28. A method as in claim 1, wherein the article has a maximum dimension of less than about 1 micron.

29. A method as in claim 1 , wherein the electromagnetic radiation is of low power.

30. An article as in claim 10, wherein the container includes interior walls that are highly reflective of the electromagnetic radiation.

31. An article as in claim 30, wherein the interior walls is entirely reflective of the electromagnetic radiation.

32. An article as in claim 10, wherein the container contains a binder with an imaginary index of refraction at a resonant frequency of the electromagnetic radiation.

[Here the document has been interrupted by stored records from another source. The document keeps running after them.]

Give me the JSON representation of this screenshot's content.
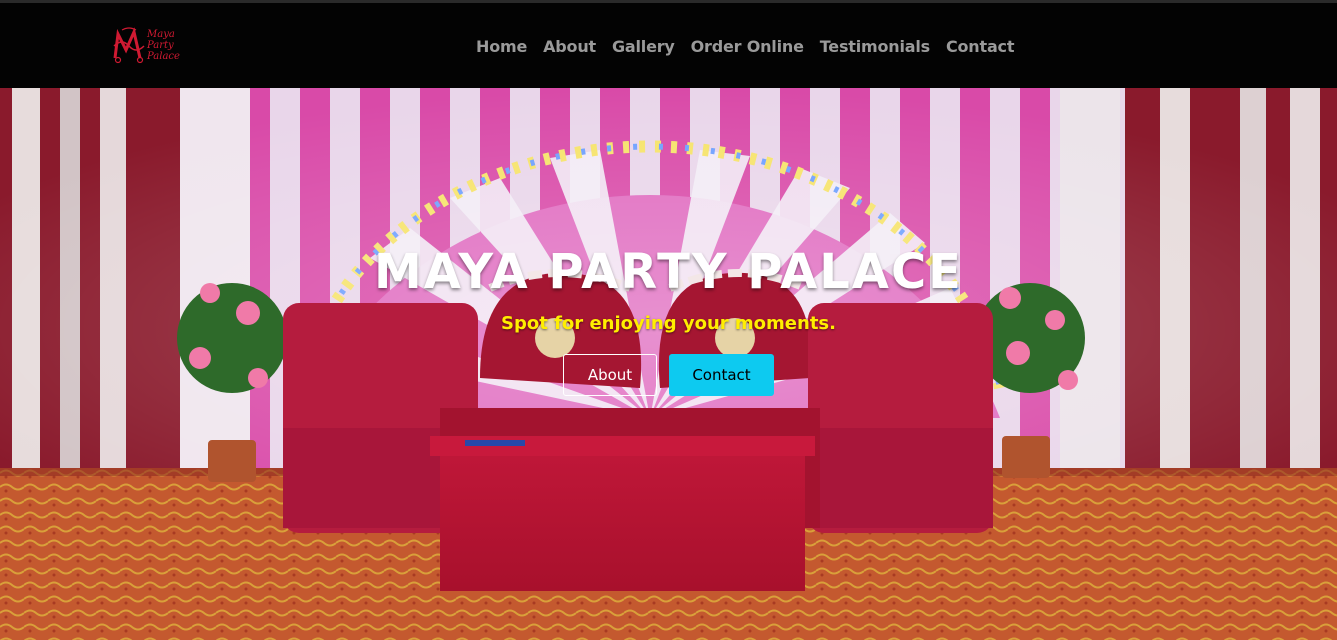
{
  "brand": {
    "logo_text_lines": [
      "Maya",
      "Party",
      "Palace"
    ],
    "logo_color": "#d01a32"
  },
  "nav": {
    "items": [
      {
        "label": "Home"
      },
      {
        "label": "About"
      },
      {
        "label": "Gallery"
      },
      {
        "label": "Order Online"
      },
      {
        "label": "Testimonials"
      },
      {
        "label": "Contact"
      }
    ]
  },
  "hero": {
    "title": "MAYA PARTY PALACE",
    "subtitle": "Spot for enjoying your moments.",
    "buttons": {
      "about_label": "About",
      "contact_label": "Contact"
    },
    "background_photo": "decorated-stage-with-red-sofas-and-pink-curtains"
  },
  "colors": {
    "navbar_bg": "#030303",
    "nav_text": "#9a9a9a",
    "title": "#ffffff",
    "subtitle": "#ffee00",
    "contact_button": "#0dcaf0"
  }
}
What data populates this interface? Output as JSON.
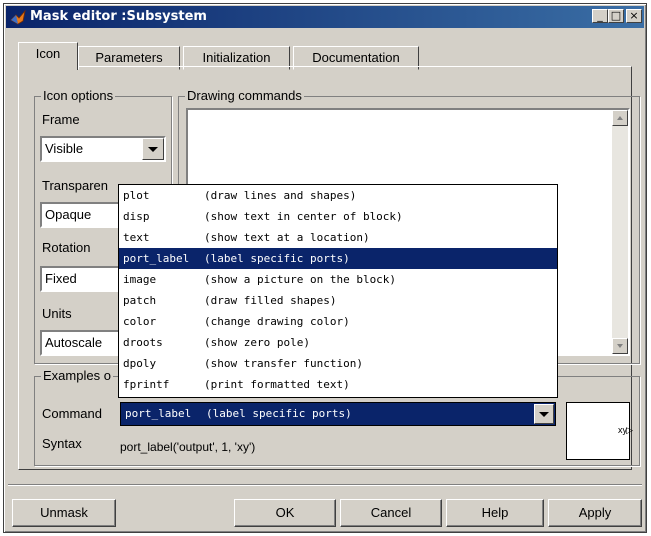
{
  "window": {
    "title": "Mask editor :Subsystem",
    "controls": [
      "_",
      "□",
      "×"
    ]
  },
  "tabs": [
    {
      "label": "Icon",
      "active": true
    },
    {
      "label": "Parameters",
      "active": false
    },
    {
      "label": "Initialization",
      "active": false
    },
    {
      "label": "Documentation",
      "active": false
    }
  ],
  "icon_options": {
    "title": "Icon options",
    "frame": {
      "label": "Frame",
      "value": "Visible"
    },
    "transparency": {
      "label": "Transparen",
      "value": "Opaque"
    },
    "rotation": {
      "label": "Rotation",
      "value": "Fixed"
    },
    "units": {
      "label": "Units",
      "value": "Autoscale"
    }
  },
  "drawing_commands": {
    "title": "Drawing commands",
    "value": ""
  },
  "examples": {
    "title": "Examples o",
    "command_label": "Command",
    "command_value": {
      "keyword": "port_label",
      "description": "(label specific ports)"
    },
    "syntax_label": "Syntax",
    "syntax_value": "port_label('output', 1, 'xy')",
    "preview_text": "xy"
  },
  "command_dropdown": {
    "selected_index": 3,
    "options": [
      {
        "keyword": "plot",
        "description": "(draw lines and shapes)"
      },
      {
        "keyword": "disp",
        "description": "(show text in center of block)"
      },
      {
        "keyword": "text",
        "description": "(show text at a location)"
      },
      {
        "keyword": "port_label",
        "description": "(label specific ports)"
      },
      {
        "keyword": "image",
        "description": "(show a picture on the block)"
      },
      {
        "keyword": "patch",
        "description": "(draw filled shapes)"
      },
      {
        "keyword": "color",
        "description": "(change drawing color)"
      },
      {
        "keyword": "droots",
        "description": "(show zero pole)"
      },
      {
        "keyword": "dpoly",
        "description": "(show transfer function)"
      },
      {
        "keyword": "fprintf",
        "description": "(print formatted text)"
      }
    ]
  },
  "buttons": {
    "unmask": "Unmask",
    "ok": "OK",
    "cancel": "Cancel",
    "help": "Help",
    "apply": "Apply"
  },
  "colors": {
    "titlebar": "#0a246a",
    "selection": "#0a246a",
    "face": "#d4d0c8"
  }
}
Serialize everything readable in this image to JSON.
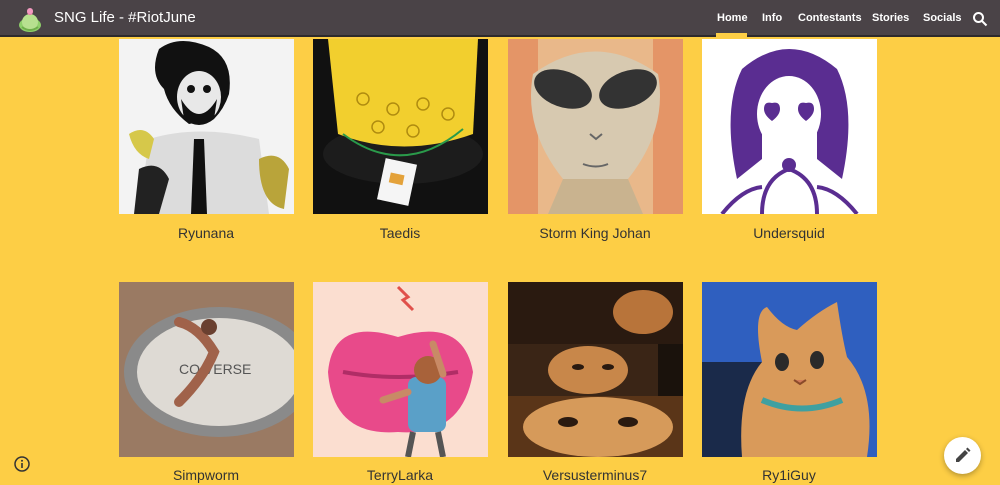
{
  "header": {
    "site_title": "SNG Life - #RiotJune",
    "logo_icon": "cactus-plant-icon",
    "nav": [
      {
        "label": "Home",
        "active": true
      },
      {
        "label": "Info",
        "active": false
      },
      {
        "label": "Contestants",
        "active": false
      },
      {
        "label": "Stories",
        "active": false
      },
      {
        "label": "Socials",
        "active": false
      }
    ],
    "search_icon": "search-icon"
  },
  "gallery": {
    "row1": [
      "Ryunana",
      "Taedis",
      "Storm King Johan",
      "Undersquid"
    ],
    "row2": [
      "Simpworm",
      "TerryLarka",
      "Versusterminus7",
      "Ry1iGuy"
    ]
  },
  "footer": {
    "info_icon": "info-icon",
    "edit_icon": "pencil-icon"
  },
  "colors": {
    "background": "#FDCE45",
    "header": "#4a4347",
    "accent": "#FDCE45",
    "undersquid_purple": "#5a2d91"
  }
}
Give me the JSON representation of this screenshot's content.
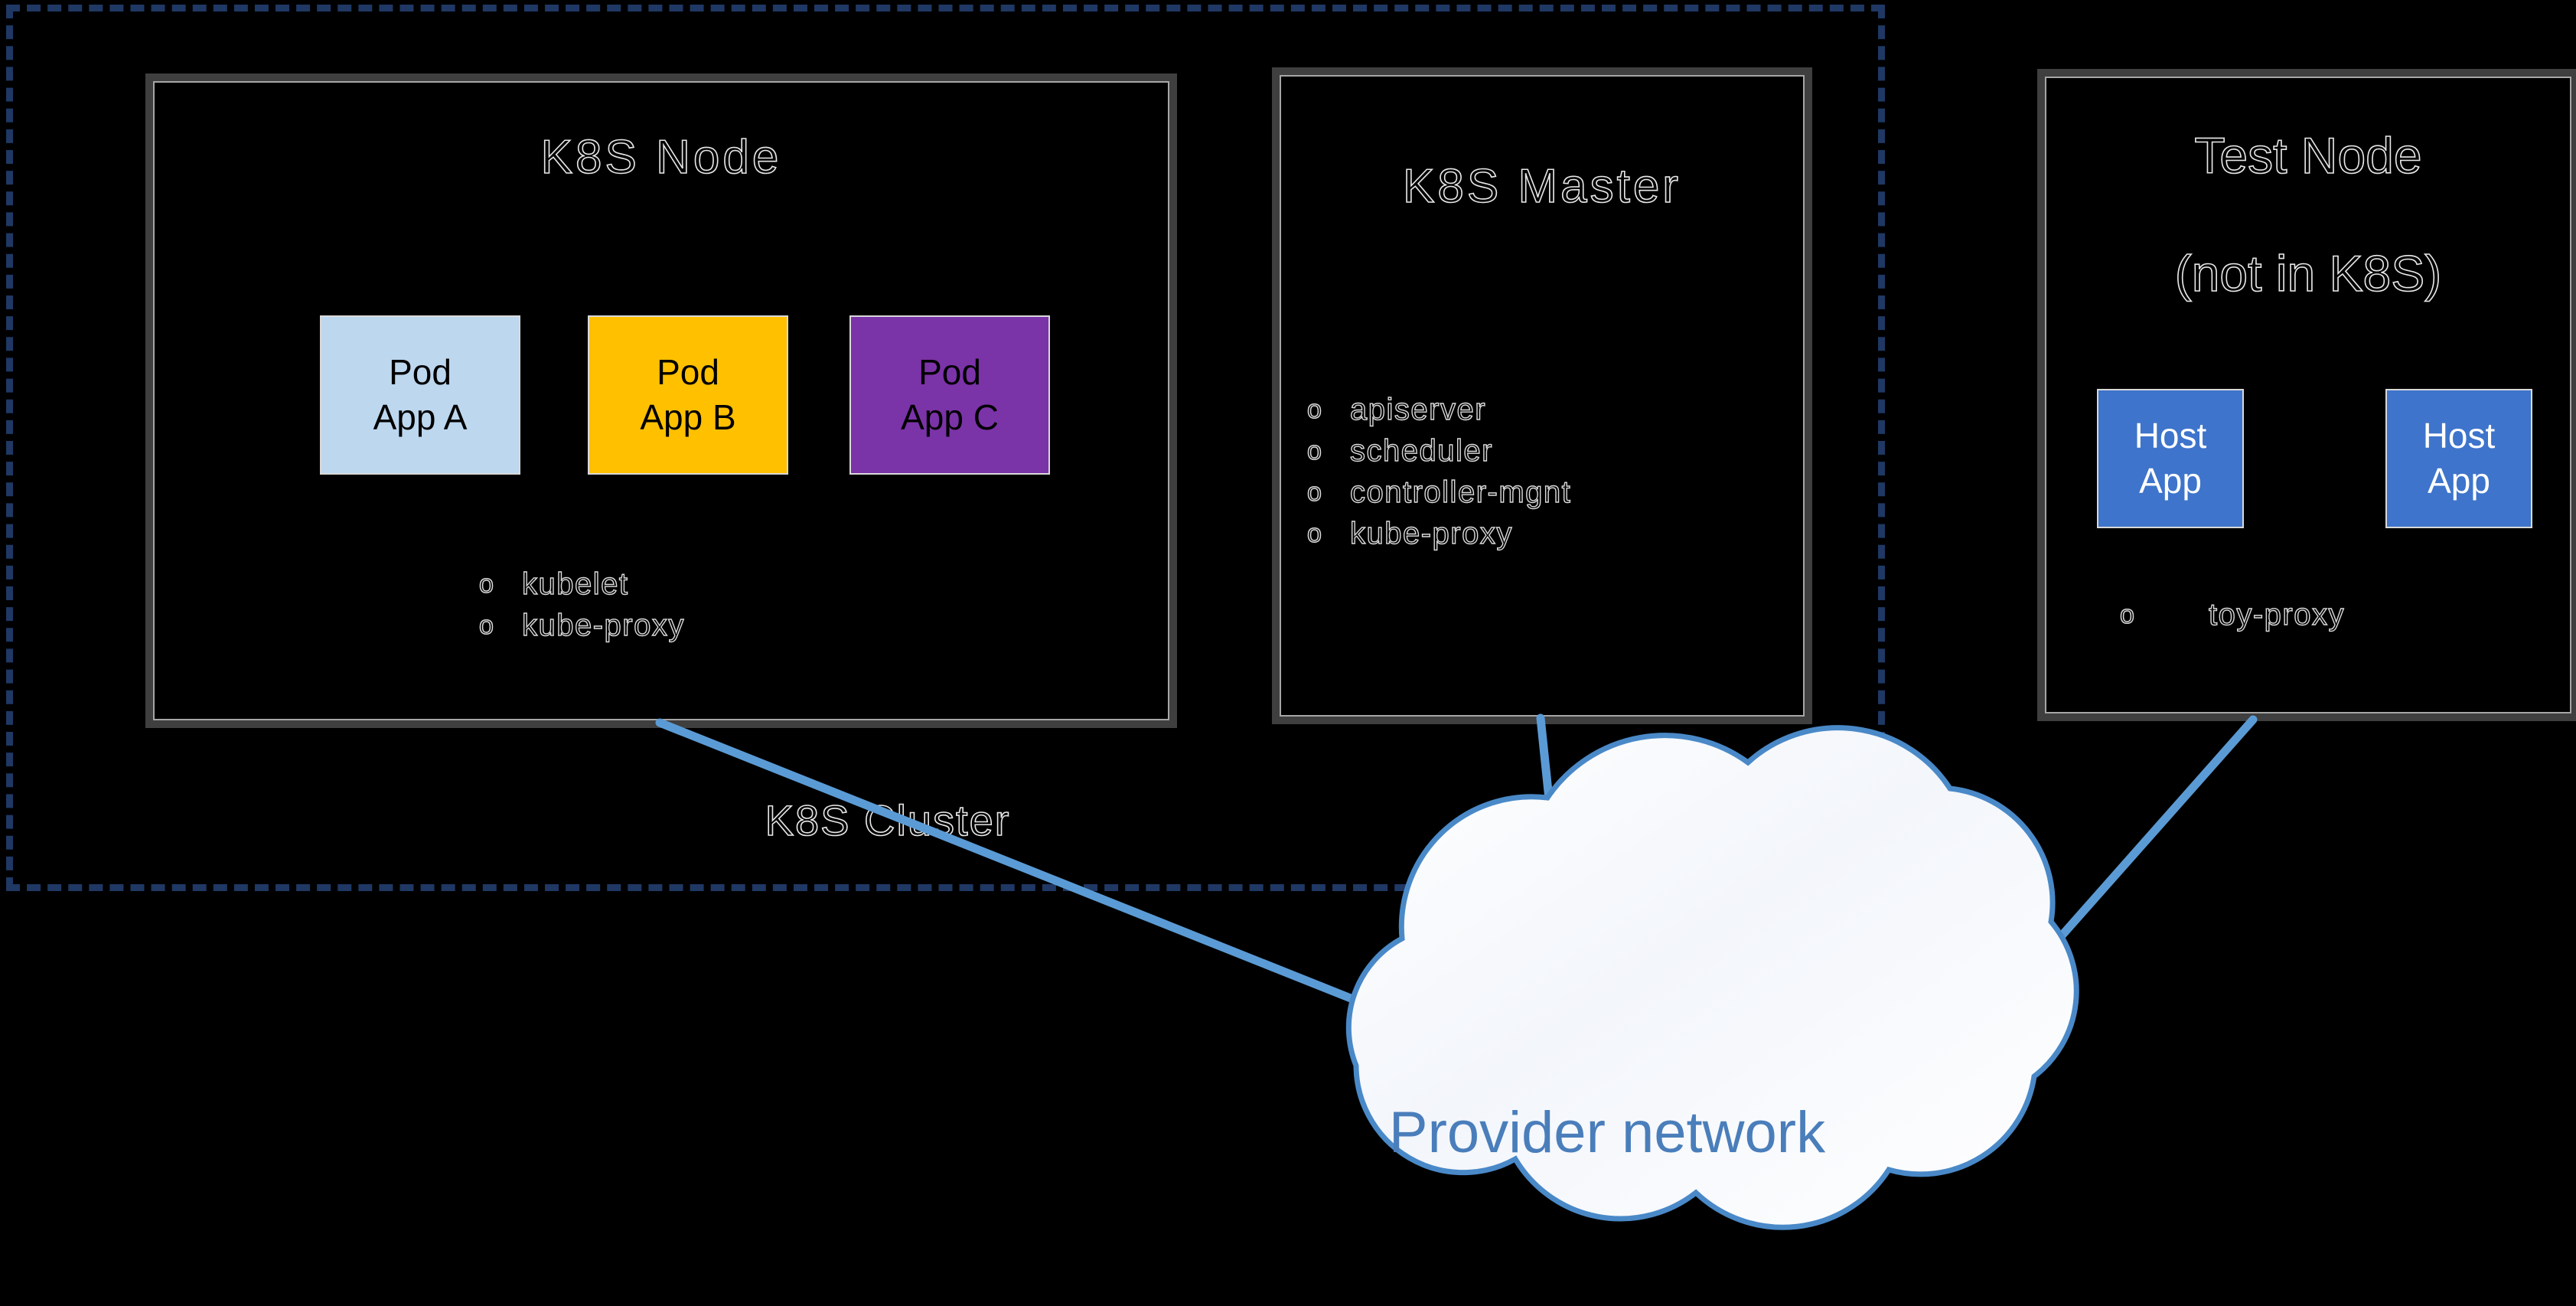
{
  "diagram": {
    "background_color": "#000000",
    "cluster": {
      "label": "K8S Cluster",
      "border_color": "#1F3864",
      "border_style": "dashed"
    },
    "nodes": [
      {
        "id": "k8s-node",
        "title": "K8S Node",
        "title_2": "",
        "border_color": "#3F3F3F",
        "tiles": [
          {
            "line1": "Pod",
            "line2": "App A",
            "fill": "#BDD7EE",
            "text_color": "#000000"
          },
          {
            "line1": "Pod",
            "line2": "App B",
            "fill": "#FFC000",
            "text_color": "#000000"
          },
          {
            "line1": "Pod",
            "line2": "App C",
            "fill": "#7B33A8",
            "text_color": "#000000"
          }
        ],
        "services": [
          "kubelet",
          "kube-proxy"
        ],
        "bullet_glyph": "o"
      },
      {
        "id": "k8s-master",
        "title": "K8S Master",
        "title_2": "",
        "border_color": "#3F3F3F",
        "tiles": [],
        "services": [
          "apiserver",
          "scheduler",
          "controller-mgnt",
          "kube-proxy"
        ],
        "bullet_glyph": "o"
      },
      {
        "id": "test-node",
        "title": "Test Node",
        "title_2": "(not in K8S)",
        "border_color": "#3F3F3F",
        "tiles": [
          {
            "line1": "Host",
            "line2": "App",
            "fill": "#3E74CB",
            "text_color": "#FFFFFF"
          },
          {
            "line1": "Host",
            "line2": "App",
            "fill": "#3E74CB",
            "text_color": "#FFFFFF"
          }
        ],
        "services": [
          "toy-proxy"
        ],
        "bullet_glyph": "o"
      }
    ],
    "cloud": {
      "label": "Provider network",
      "text_color": "#4A7EBB",
      "outline_color": "#4A89C8",
      "fill_color": "#FBFCFE"
    },
    "connectors": {
      "color": "#5B9BD5",
      "links": [
        {
          "from": "k8s-node",
          "to": "cloud"
        },
        {
          "from": "k8s-master",
          "to": "cloud"
        },
        {
          "from": "test-node",
          "to": "cloud"
        }
      ]
    }
  }
}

33. An article as in claim 10, wherein the container contains a binder that is selected to undergo a change in diffusion characteristic upon exposure to resonance of the electromagnetic radiation.

34. A method or article as in any preceding claim, involving heating a binder within the container via the electromagnetic radiation, causing release of the pharmaceutical.

35. A method as in any preceding claim, comprising illuminating the article at the intersection of at least two beams of electromagnetic radiation.

36. A method as in any preceding claim, comprising illuminating the article with electromagnetic radiation that is not readily absorbed by blood or water.

37. A method as in claim 36, wherein the electromagnetic radiation is visible or near-infrared radiation.

38. A method or article as in claim 32, wherein the radiation is from about 0.65 to about 1.3 microns in wavelength.

39. A method or article as in any preceding claim, wherein the article contains more than one cavity.

40. A method or article as in any preceding claim, wherein the article at least two sections containing pharmaceutical separated by a biodegradable section.